Inhibition at bipolar cell axon terminals regulates excitatory signaling to ganglion cells and is mediated, in part, by GABAC receptors. We investigated GABAC receptor-mediated inhibition using pharmacological approaches and genetically altered mice that lack GABAC receptors. Responses to applied GABA showed distinct time courses in various bipolar cell classes, attributable to different proportions of GABAA and GABAC receptors. The elimination of GABAC receptors in GABAC null mice reduced and shortened GABA-activated currents and light-evoked inhibitory synaptic currents (L-IPSCs) in rod bipolar cells. ERG measurements and recordings from the optic nerve showed that inner retinal function was altered in GABAC null mice. These data suggest that GABAC receptors determine the time course and extent of inhibition at bipolar cell terminals that, in turn, modulates the magnitude of excitatory transmission from bipolar cells to ganglion cells.

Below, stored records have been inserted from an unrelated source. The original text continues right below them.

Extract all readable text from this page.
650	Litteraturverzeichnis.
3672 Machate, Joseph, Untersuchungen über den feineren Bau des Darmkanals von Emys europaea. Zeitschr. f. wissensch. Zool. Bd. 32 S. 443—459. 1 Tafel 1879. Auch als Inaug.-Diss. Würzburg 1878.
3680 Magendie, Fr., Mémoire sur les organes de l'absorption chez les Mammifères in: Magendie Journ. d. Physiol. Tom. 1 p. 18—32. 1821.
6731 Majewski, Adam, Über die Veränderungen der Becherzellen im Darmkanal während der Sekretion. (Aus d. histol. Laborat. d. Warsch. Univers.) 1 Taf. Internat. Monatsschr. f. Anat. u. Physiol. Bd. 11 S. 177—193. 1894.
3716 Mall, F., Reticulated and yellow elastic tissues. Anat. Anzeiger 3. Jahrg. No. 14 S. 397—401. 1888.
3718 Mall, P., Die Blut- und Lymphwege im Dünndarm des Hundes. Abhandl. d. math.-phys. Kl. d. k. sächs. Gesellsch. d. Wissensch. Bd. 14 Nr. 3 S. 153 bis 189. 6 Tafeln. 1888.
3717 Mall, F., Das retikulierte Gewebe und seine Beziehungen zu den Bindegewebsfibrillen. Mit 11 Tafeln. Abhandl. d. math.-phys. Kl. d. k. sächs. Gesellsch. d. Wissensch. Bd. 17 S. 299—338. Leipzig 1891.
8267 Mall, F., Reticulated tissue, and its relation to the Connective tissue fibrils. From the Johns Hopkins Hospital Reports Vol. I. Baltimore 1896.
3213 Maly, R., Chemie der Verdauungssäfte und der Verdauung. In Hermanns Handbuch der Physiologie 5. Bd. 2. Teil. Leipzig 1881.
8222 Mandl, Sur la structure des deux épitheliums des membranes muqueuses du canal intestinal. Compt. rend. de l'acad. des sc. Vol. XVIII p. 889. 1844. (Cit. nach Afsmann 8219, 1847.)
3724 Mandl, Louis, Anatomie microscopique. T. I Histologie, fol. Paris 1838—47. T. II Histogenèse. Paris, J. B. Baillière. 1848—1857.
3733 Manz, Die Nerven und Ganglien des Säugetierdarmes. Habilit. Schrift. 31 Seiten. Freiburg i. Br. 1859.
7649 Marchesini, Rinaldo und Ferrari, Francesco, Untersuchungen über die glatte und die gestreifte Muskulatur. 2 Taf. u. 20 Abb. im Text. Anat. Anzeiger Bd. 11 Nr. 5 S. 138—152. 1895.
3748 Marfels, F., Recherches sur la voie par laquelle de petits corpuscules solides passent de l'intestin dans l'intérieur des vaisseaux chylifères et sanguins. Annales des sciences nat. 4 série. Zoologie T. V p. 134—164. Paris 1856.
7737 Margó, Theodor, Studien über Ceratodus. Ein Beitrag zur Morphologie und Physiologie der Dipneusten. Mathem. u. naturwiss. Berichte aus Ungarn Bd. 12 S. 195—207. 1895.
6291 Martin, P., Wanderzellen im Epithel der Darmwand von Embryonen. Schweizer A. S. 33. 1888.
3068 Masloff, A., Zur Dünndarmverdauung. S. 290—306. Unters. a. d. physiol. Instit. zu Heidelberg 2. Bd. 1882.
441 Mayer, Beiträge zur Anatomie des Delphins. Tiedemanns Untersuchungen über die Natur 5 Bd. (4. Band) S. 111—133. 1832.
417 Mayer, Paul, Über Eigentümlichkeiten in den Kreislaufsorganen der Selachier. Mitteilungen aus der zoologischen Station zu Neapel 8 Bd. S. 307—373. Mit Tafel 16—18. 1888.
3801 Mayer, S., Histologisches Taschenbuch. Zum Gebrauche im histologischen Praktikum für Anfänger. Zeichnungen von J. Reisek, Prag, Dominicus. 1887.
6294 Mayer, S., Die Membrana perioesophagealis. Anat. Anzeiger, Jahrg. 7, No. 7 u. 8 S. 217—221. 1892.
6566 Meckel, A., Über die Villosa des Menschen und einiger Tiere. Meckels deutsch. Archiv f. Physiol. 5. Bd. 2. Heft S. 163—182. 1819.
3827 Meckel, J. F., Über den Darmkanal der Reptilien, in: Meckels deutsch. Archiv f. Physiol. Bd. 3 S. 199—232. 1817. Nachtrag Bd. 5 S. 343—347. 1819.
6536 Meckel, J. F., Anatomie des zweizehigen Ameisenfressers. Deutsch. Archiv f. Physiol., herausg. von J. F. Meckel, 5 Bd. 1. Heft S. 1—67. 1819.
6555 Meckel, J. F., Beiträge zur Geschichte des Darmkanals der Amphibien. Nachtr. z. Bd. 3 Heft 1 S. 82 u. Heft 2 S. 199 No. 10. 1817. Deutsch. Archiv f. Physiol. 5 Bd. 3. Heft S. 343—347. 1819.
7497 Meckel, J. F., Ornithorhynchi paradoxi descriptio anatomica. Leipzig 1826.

Flood, M. D., Wellington, A., & Eggers, E. D. (2017). Dopamine modulation of the inner retina in early diabetes. TBD.
Eggers, E. D., & Lukasiewicz, P. D. (2006). Receptor and transmitter release properties set the time course of retinal inhibition. The Journal of neuroscience : the official journal of the Society for Neuroscience, 26(37), 9413-25.

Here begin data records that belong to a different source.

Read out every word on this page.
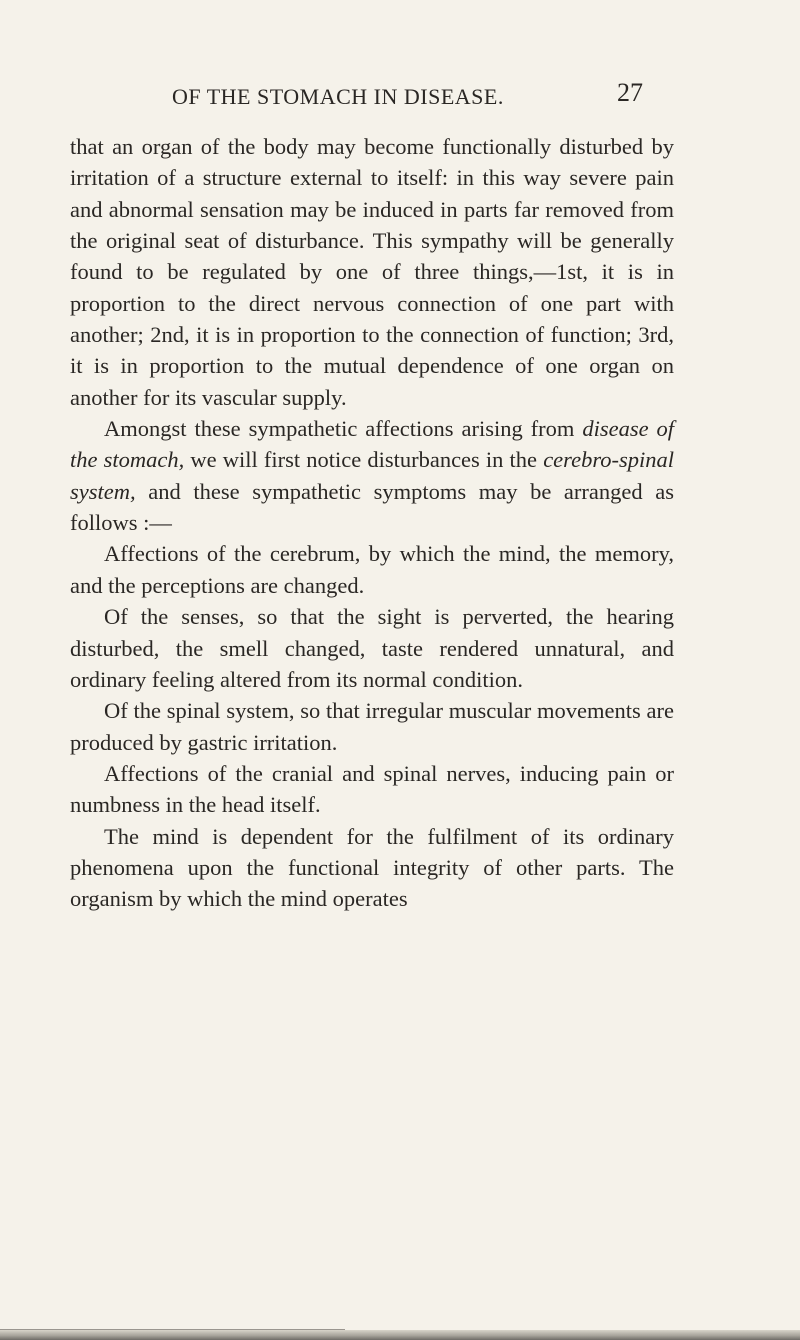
OF THE STOMACH IN DISEASE.	27

that an organ of the body may become functionally disturbed by irritation of a structure external to itself: in this way severe pain and abnormal sensation may be induced in parts far removed from the original seat of disturbance. This sympathy will be generally found to be regulated by one of three things,—1st, it is in proportion to the direct nervous connection of one part with another; 2nd, it is in proportion to the connection of function; 3rd, it is in proportion to the mutual dependence of one organ on another for its vascular supply.

Amongst these sympathetic affections arising from disease of the stomach, we will first notice disturbances in the cerebro-spinal system, and these sympathetic symptoms may be arranged as follows :—

Affections of the cerebrum, by which the mind, the memory, and the perceptions are changed.

Of the senses, so that the sight is perverted, the hearing disturbed, the smell changed, taste rendered unnatural, and ordinary feeling altered from its normal condition.

Of the spinal system, so that irregular muscular movements are produced by gastric irritation.

Affections of the cranial and spinal nerves, inducing pain or numbness in the head itself.

The mind is dependent for the fulfilment of its ordinary phenomena upon the functional integrity of other parts. The organism by which the mind operates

Synaptic inhibition is determined by the properties of postsynaptic receptors, neurotransmitter release, and clearance, but little is known about how these factors shape sensation-evoked inhibition. The retina is an ideal system to investigate inhibition because it can be activated physiologically with light, and separate inhibitory pathways can be assayed by recording from rod bipolar cells that possess distinct glycine, GABA(A), and GABA(C) receptors (R). We show that receptor properties differentially shape spontaneous IPSCs, whereas both transmitter release and receptor properties shape light-evoked (L) IPSCs. GABA(C)R-mediated IPSCs decayed the slowest, whereas glycineR- and GABA(A)R-mediated IPSCs decayed more rapidly. Slow GABA(C)Rs determined the L-IPSC decay, whereas GABA(A)Rs and glycineRs, which mediated rapid onset responses, determined the start of the L-IPSC. Both fast and slow inhibitory inputs distinctly shaped the output of rod bipolar cells. The slow GABA(C)Rs truncated glutamate release, making the A17 amacrine cell L-EPSCs more transient, whereas the fast GABA(A)R and glycineRs reduced the initial phase of glutamate release, limiting the peak amplitude of the L-EPSC. Estimates of transmitter release time courses suggested that glycine release was more prolonged than GABA release. The time course of GABA release activating GABA(C)Rs was slower than that activating GABA(A)Rs, consistent with spillover activation of GABA(C)Rs. Thus, both postsynaptic receptor and transmitter release properties shape light-evoked inhibition in retina.